OKTOBER agaknya akan selalu dikenang Brendan Rodgers sebagai bulan penuh deg-degan. Mundur tepat ke 7 tahun lalu, manajer berkebangsaan Irlandia Utara tersebut didepak owner Liverpool FC usai ditahan imbang Everton di Derby Merseyside, 4 Oktober 2015.
Waktu itu, sebetulnya Liverpool sudah memimpin 1-0. Namun Everton berhasil menyamakan skor sehingga pertandingan berakhir 1-1. Itu merupakan kali kelima The Reds memimpin satu gol, lalu kebobolan dan akhirnya hanya mendapatkan sebiji poin.
Rekor di awal musim 2015/16 itu jadi lebih buruk karena Rodgers hanya bisa memberikan satu kemenangan dari 9 pertandingan sebelumnya. Bisa dimaklumi jika para petinggi Fenway Sports Group (FSG) merasa itu adalah momen tepat untuk mendepak sang gaffer.
Begitulah yang terjadi kemudian.
Hanya berselang satu jam setelah pertandingan di Goodison Park usai, masuk panggilan telepon lintas benua dari petinggi FSG Mike Gordon. Isi percakapan menyangkut masa depan Rodgers: malam itu juga dia musti mengakhiri pengabdian di Liverpool.
Kita kemudian sama-sama tahu, FSG merekrut Jurgen Klopp setelah memecat Rodgers. Seorang pengganti yang digadang-gadang bakal mempersembahkan trofi bagi The Anfield Gang.
Impian tersebut memang jadi kenyataan. Klopp sukses memberikan trofi bagi Liverpool, termasuk gelar juara Premier League untuk kali pertama. Gelar juara liga domestik yang terakhir kali diraih 30 tahun sebelumnya.
Beban Besar
Andai saja fans Liverpool lebih bersabar terhadap Rodgers, demikian pula FSG dan dukungan dananya, saya yakin ayah Anton Rodgers tersebut juga sebetulnya punya kans untuk melakukan hal sama. Seperti yang nyaris dia lakukan pada musim 2013/14.
Sayang, masa-masa itu FSG tampak lebih sibuk dengan target mereka sendiri: memperbesar kapasitas Stadion Anfield demi memaksimal pendapatan dari tiket pertandingan.
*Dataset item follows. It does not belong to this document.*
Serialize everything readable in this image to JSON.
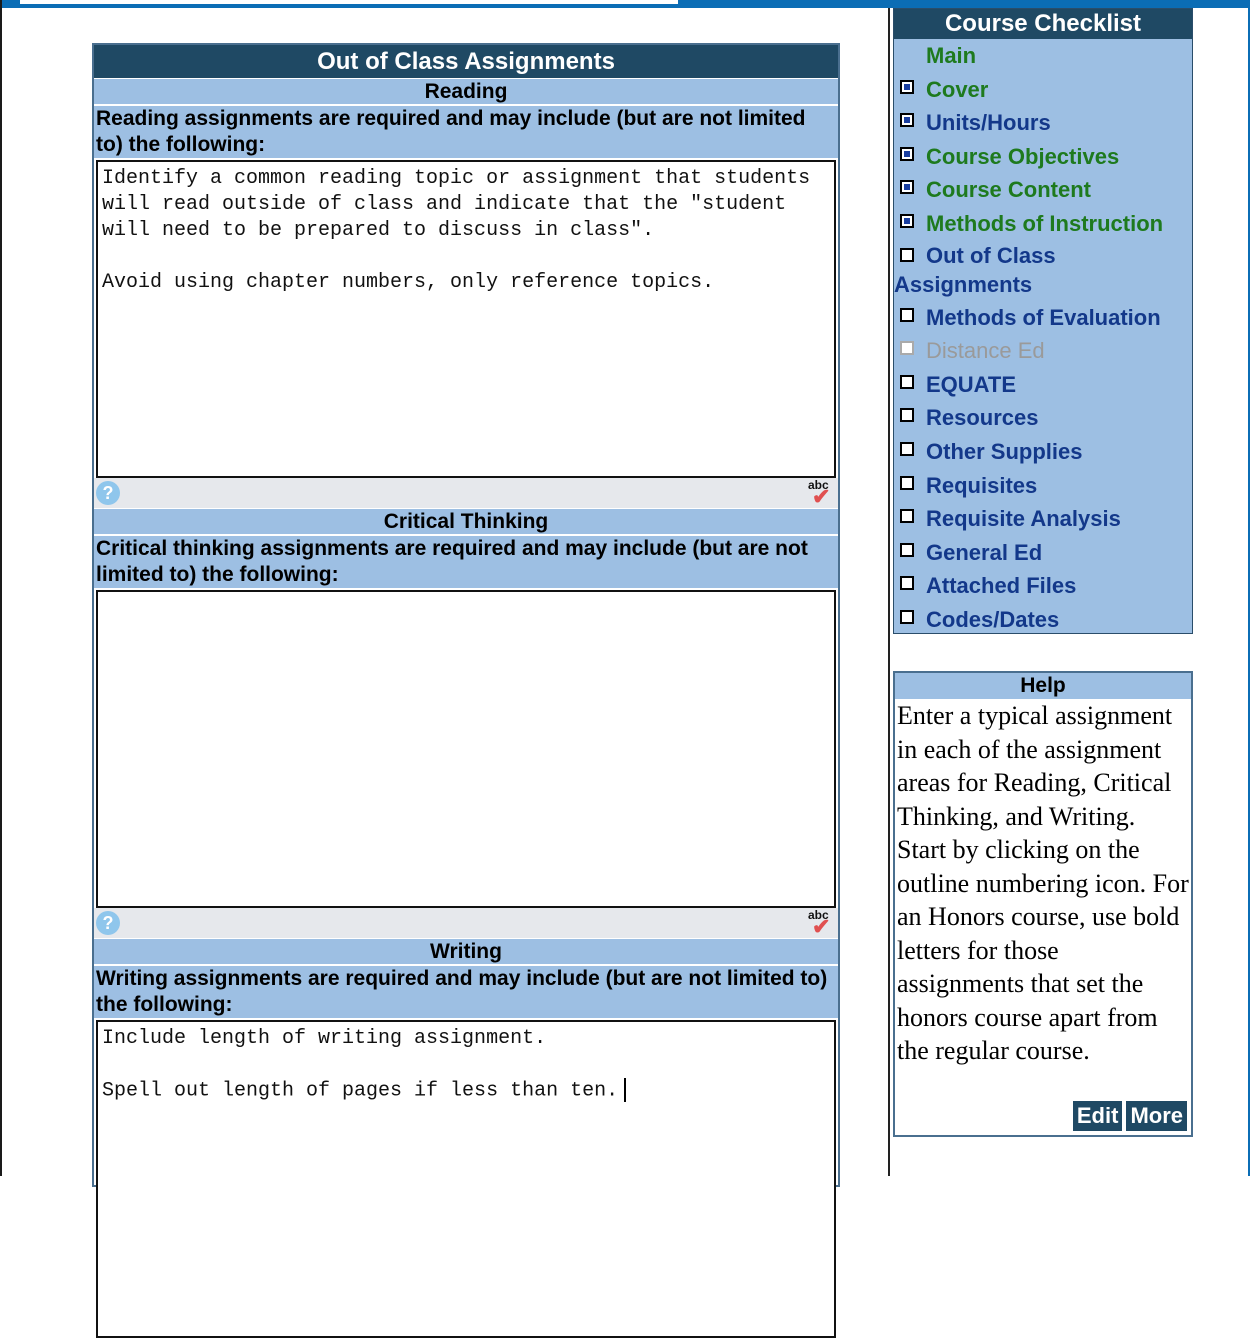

Alhasil, anggaran untuk membeli pemain demi memperkuat tim terbilang sangat minim.
Padahal dengan dukungan dana berlimpah pun ada segunung beban yang harus Rodgers pikul di pundaknya. Beban terbesar adalah nama legendaris Liverpool itu sendiri. The best football club in the world, kata Kopites. The pride of England.